The first volume of the Books of Blood consists of 6 stories and 3 introductions. The first story carries the title ‘The Book of Blood’ and it unfolds the tale of how the said book came to be. The narrative is original and grim with brilliant twists and the incorporation of paranormal elements. It is interesting to point out that Barker doesn’t abide by the rules imposed on authors at the beginning of their careers for a strict word count of their works and creates every story as he sees fit. The end result is compact, concise stories that are surprisingly engaging and influential.

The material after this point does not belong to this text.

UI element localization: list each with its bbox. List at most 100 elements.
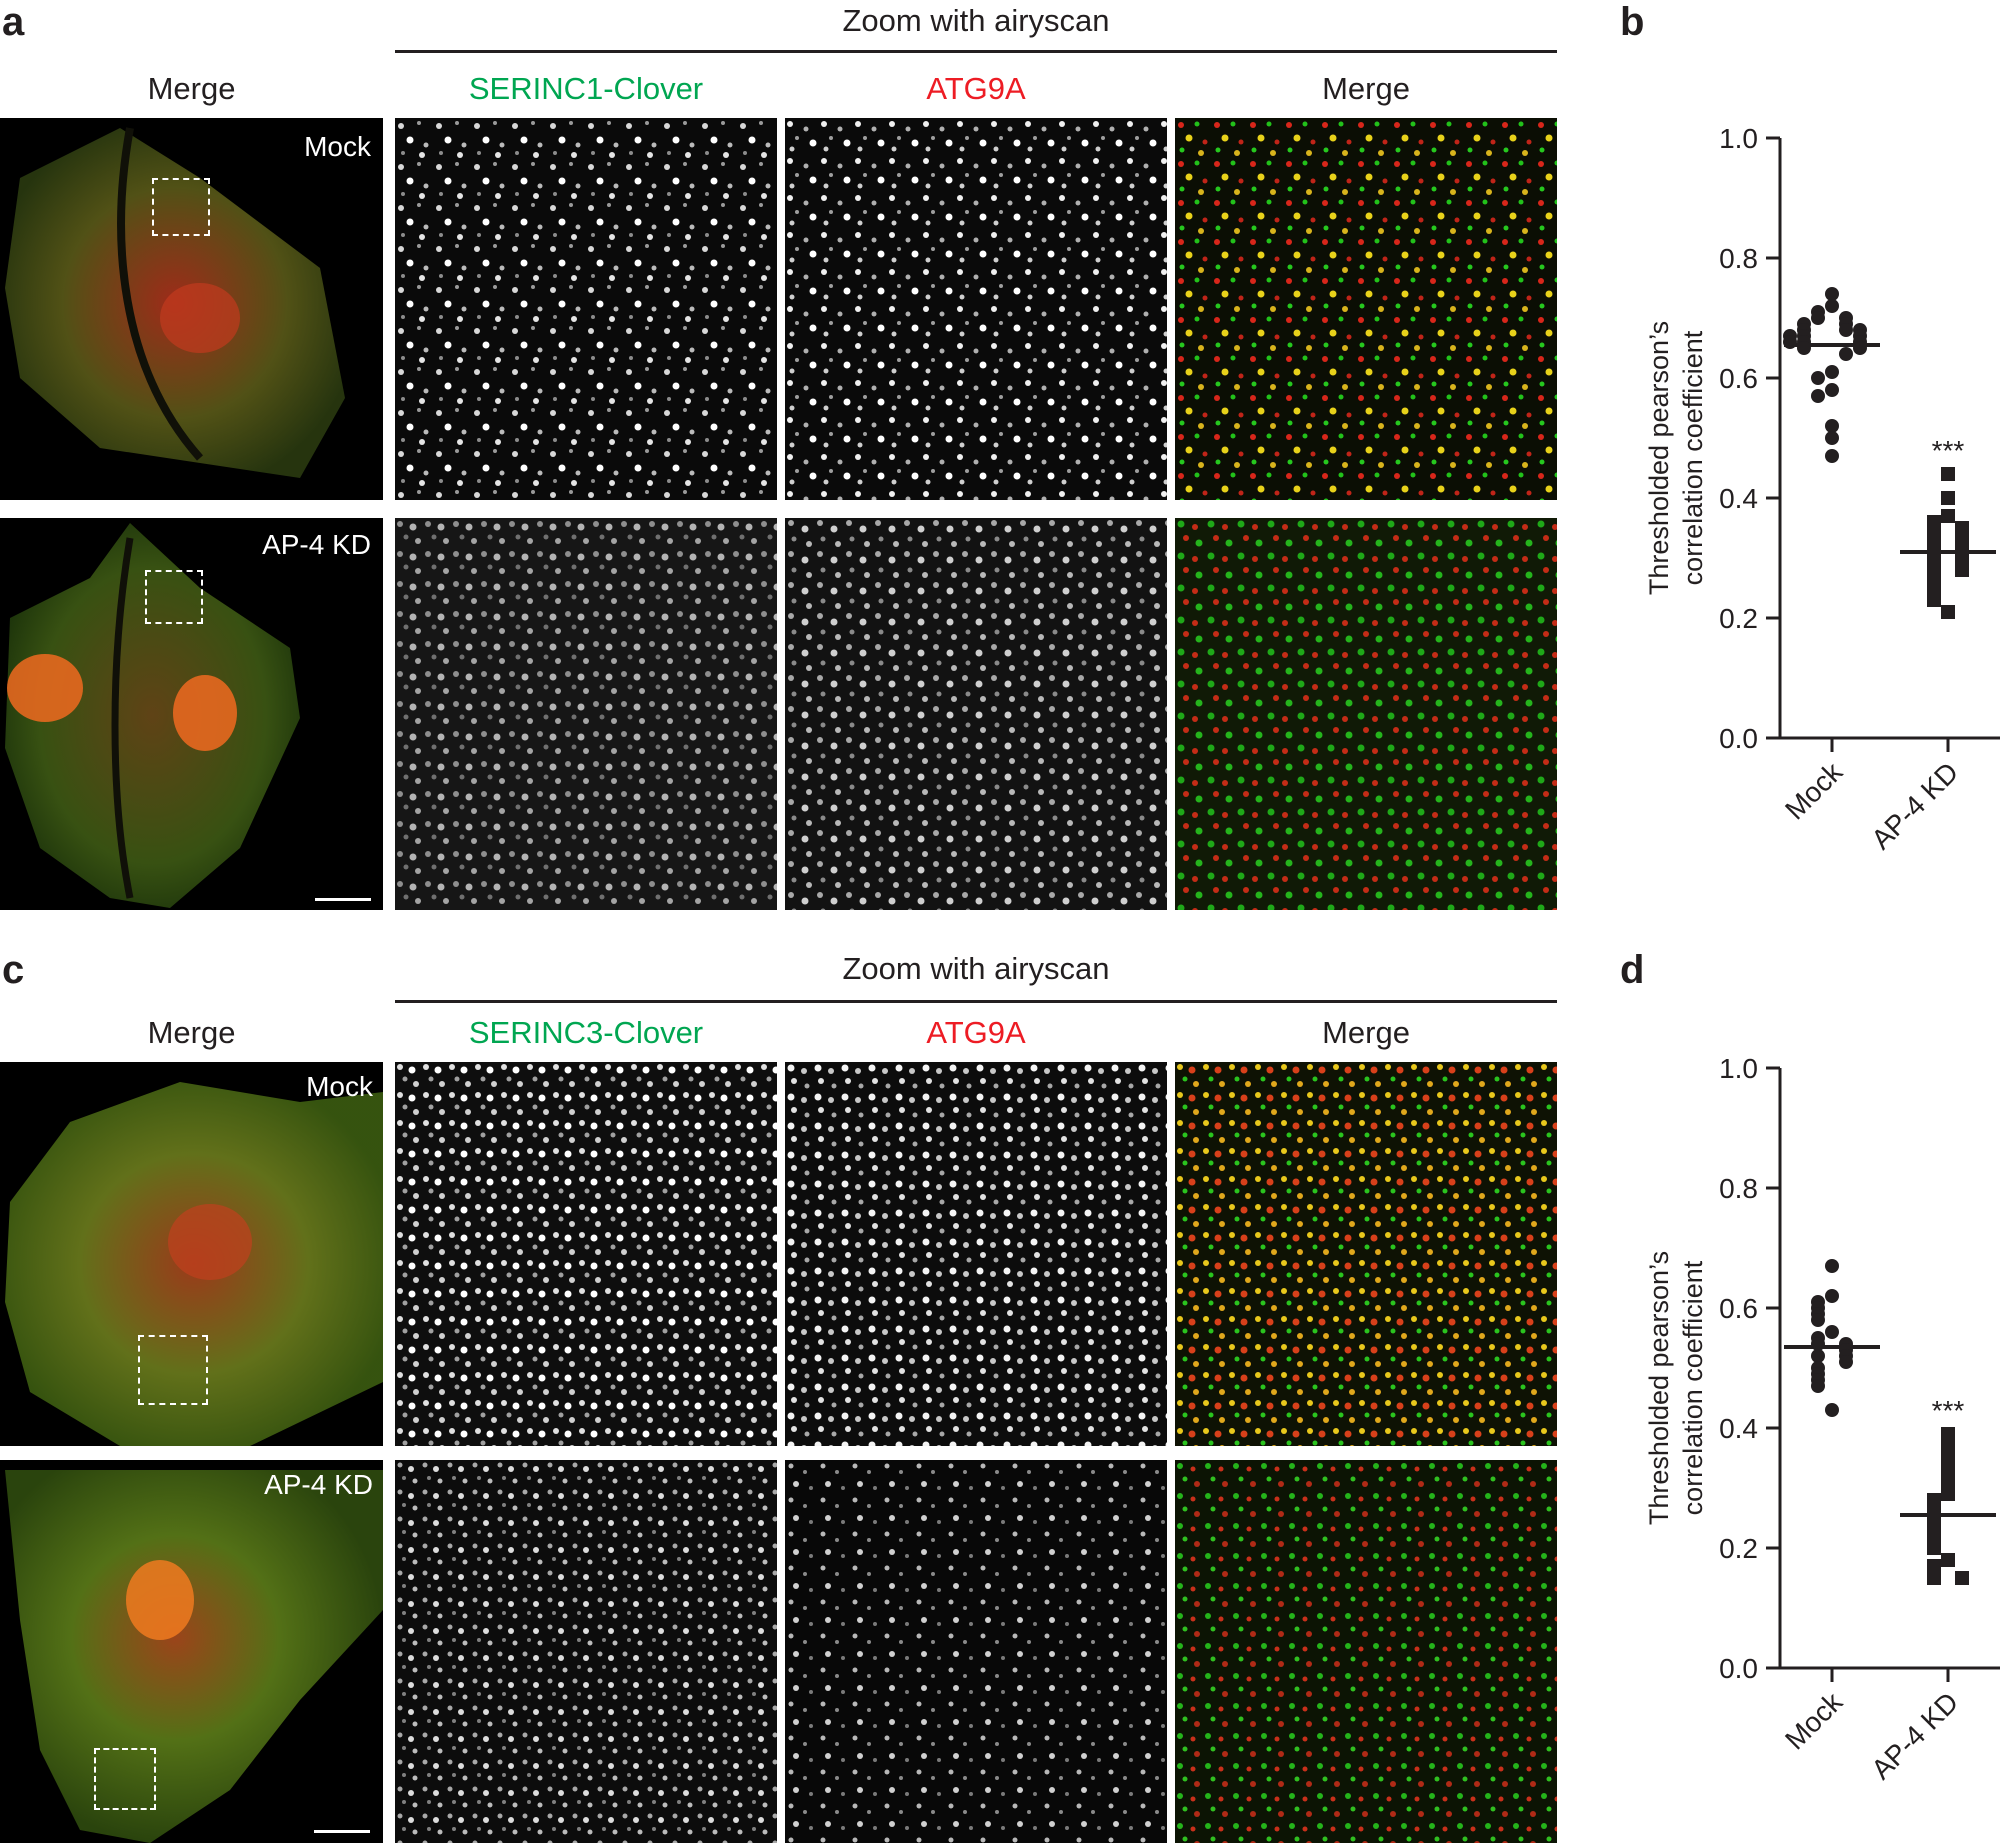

The second story in the book is ‘The Midnight Meat Train’, which most people will recognize as the film adaptation with Vinnie Jones and Bradley Cooper, which was actually pretty decent. The author himself has expressed his desire for the movie to become the first of a trilogy, which will shed some light on the creatures that are behind all existence and demand bloody sacrifices for it.
In ‘The Yattering and Jack’ Barker offers an interesting insight into the mishaps of an inferior daemon. Even though someone might argue that comic is not a term that ought to be used when we’re reviewing a book in the horror genre, this story has an undeniable humoristic element to it. Time and again Barker manages to offer something fresh and original, proving that he definitely doesn’t fall under any categories of the said genre.

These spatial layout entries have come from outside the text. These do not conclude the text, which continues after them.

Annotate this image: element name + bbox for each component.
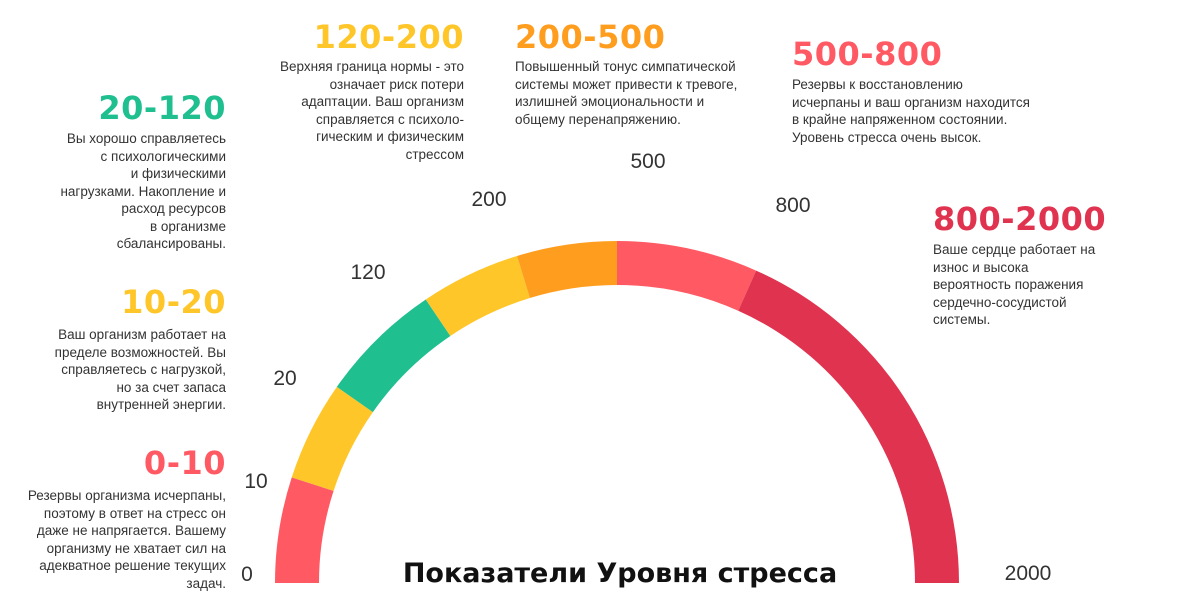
gauge-segment-500-800 xyxy=(617,241,757,311)
segment-block-200-500: 200-500 Повышенный тонус симпатической с… xyxy=(515,18,775,128)
tick-label-2000: 2000 xyxy=(1005,562,1052,585)
range-description-200-500: Повышенный тонус симпатической системы м… xyxy=(515,59,738,127)
segment-block-0-10: 0-10 Резервы организма исчерпаны, поэтом… xyxy=(0,444,226,592)
range-label-500-800: 500-800 xyxy=(792,35,943,73)
range-label-200-500: 200-500 xyxy=(515,18,666,56)
range-label-10-20: 10-20 xyxy=(121,283,226,321)
gauge-segment-0-10 xyxy=(275,477,334,583)
chart-title: Показатели Уровня стресса xyxy=(402,558,838,589)
range-label-0-10: 0-10 xyxy=(143,444,226,482)
segment-block-500-800: 500-800 Резервы к восстановлению исчерпа… xyxy=(792,35,1082,146)
gauge-segment-10-20 xyxy=(291,386,373,491)
tick-label-200: 200 xyxy=(471,188,506,211)
range-description-20-120: Вы хорошо справляетесь с психологическим… xyxy=(60,131,226,251)
gauge-tick-labels: 0 10 20 120 200 500 800 2000 xyxy=(241,150,1051,586)
range-description-0-10: Резервы организма исчерпаны, поэтому в о… xyxy=(27,488,226,591)
segment-block-800-2000: 800-2000 Ваше сердце работает на износ и… xyxy=(933,200,1163,329)
range-label-20-120: 20-120 xyxy=(98,89,226,127)
segment-block-10-20: 10-20 Ваш организм работает на пределе в… xyxy=(0,283,226,414)
tick-label-120: 120 xyxy=(350,261,385,284)
range-description-10-20: Ваш организм работает на пределе возможн… xyxy=(54,327,226,412)
range-description-120-200: Верхняя граница нормы - это означает рис… xyxy=(280,59,464,162)
range-label-800-2000: 800-2000 xyxy=(933,200,1107,238)
gauge-segment-120-200 xyxy=(425,255,530,336)
tick-label-20: 20 xyxy=(273,367,296,390)
gauge-segment-800-2000 xyxy=(738,270,959,583)
range-description-500-800: Резервы к восстановлению исчерпаны и ваш… xyxy=(792,77,1030,145)
tick-label-0: 0 xyxy=(241,563,253,586)
gauge-segment-20-120 xyxy=(336,299,451,413)
segment-block-120-200: 120-200 Верхняя граница нормы - это озна… xyxy=(240,18,464,163)
gauge-arcs xyxy=(275,241,959,583)
range-description-800-2000: Ваше сердце работает на износ и высока в… xyxy=(933,242,1096,327)
range-label-120-200: 120-200 xyxy=(313,18,464,56)
tick-label-800: 800 xyxy=(775,194,810,217)
tick-label-10: 10 xyxy=(244,470,267,493)
tick-label-500: 500 xyxy=(630,150,665,173)
segment-block-20-120: 20-120 Вы хорошо справляетесь с психолог… xyxy=(0,89,226,253)
gauge-segment-200-500 xyxy=(517,241,617,299)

‘Pig Blood Blues’ makes the infamous scene from Hannibal pale in comparison. Barker is truly at his best in terms of ruthlessness and brutality that makes the reader squirm with disgust. Another proof that he is willing to experiment and explore different angles and approaches of the genre, playing with and pushing the limits of sane and normal.

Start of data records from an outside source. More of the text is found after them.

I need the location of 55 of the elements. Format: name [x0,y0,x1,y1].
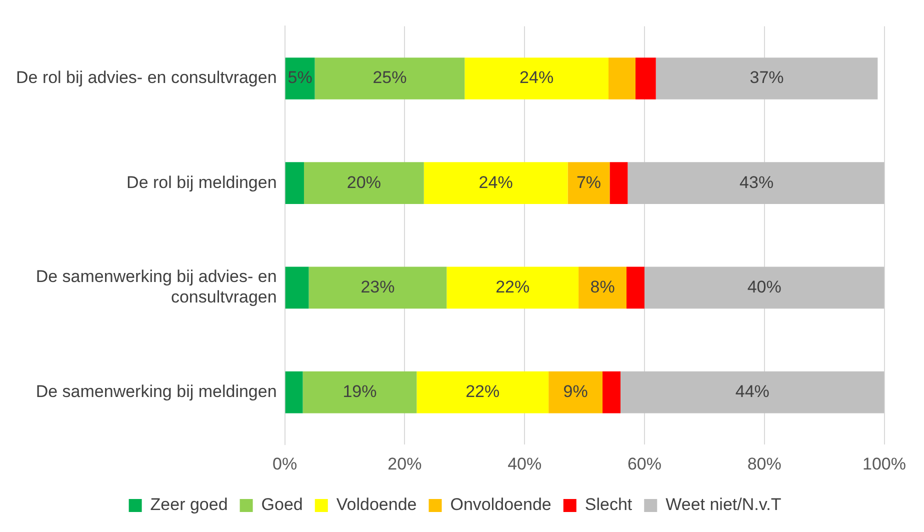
data-label: 43% [740,172,774,192]
y-tick-label: De samenwerking bij advies- en consultvragen [36,267,277,307]
bar [446,266,579,309]
bar [314,58,465,100]
bar [602,371,620,414]
bar [464,58,609,100]
bar [626,266,644,309]
data-label: 19% [342,382,377,401]
bar [548,371,603,414]
data-label: 44% [735,382,770,401]
data-label: 24% [520,68,554,88]
legend-label: Onvoldoende [450,495,552,514]
data-label: 22% [496,277,530,296]
x-tick-label: 0% [272,454,298,474]
data-label: 9% [563,382,588,401]
data-label: 24% [478,172,513,192]
bar [578,266,626,309]
data-label: 23% [360,277,395,296]
legend-label: Slecht [584,495,632,514]
y-tick-label: De rol bij advies- en consultvragen [16,68,277,88]
x-tick-label: 100% [862,454,906,474]
data-label: 40% [747,277,782,296]
legend-label: Weet niet/N.v.T [666,495,782,514]
x-tick-label: 80% [747,454,782,474]
bar [416,371,549,414]
bar [304,162,424,204]
bar [628,162,884,204]
legend-label: Zeer goed [150,495,228,514]
data-label: 25% [372,68,407,88]
x-tick-label: 20% [388,454,422,474]
bar [608,58,636,100]
data-label: 37% [750,68,784,88]
bar [620,371,884,414]
data-label: 20% [346,172,381,192]
bar [568,162,610,204]
y-tick-label: De rol bij meldingen [126,172,277,192]
x-tick-label: 40% [508,454,542,474]
y-tick-label: De samenwerking bij meldingen [36,382,277,401]
data-label: 8% [590,277,615,296]
data-label: 5% [288,68,312,88]
x-tick-label: 60% [627,454,662,474]
bar [656,58,878,100]
bar [285,162,304,204]
data-label: 22% [466,382,500,401]
bar [635,58,656,100]
bar [308,266,447,309]
data-label: 7% [576,172,602,192]
bar [285,266,309,309]
bar [285,371,303,414]
bar [644,266,884,309]
bar [424,162,568,204]
bar [302,371,417,414]
bar [610,162,628,204]
legend-label: Voldoende [336,495,417,514]
legend-label: Goed [261,495,303,514]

In ‘Sex, Death and Starshine’ the plot unfolds following the pattern of…well..sex, death and starshine. Although far from frightening, the story is quite intriguing. The dead too require a healthy dosage of entertainment and apparently they know how to get it.
‘In the Hills, the Cities’ deservedly is placed at the end of the first volume of the ‘Books of Blood’ as it is truly the best work of the author of the 6 stories. Barker’s imagination has really surpassed all limits and ventured into realms of unimaginable horror and dread.
As a whole ‘Books of Blood’ has its weak and strong points. As we mentioned before, Barker is not amongst the authors to follow predetermined patterns in their style of writing or narrative and he’s definitely not the one to spare his readers any brutality. He’s exhaustive and thorough to the point where it can get physically unsettling for the person on the other side of the book. His works are a must-read for anyone who’s looking for something different than the mainstream horror formula.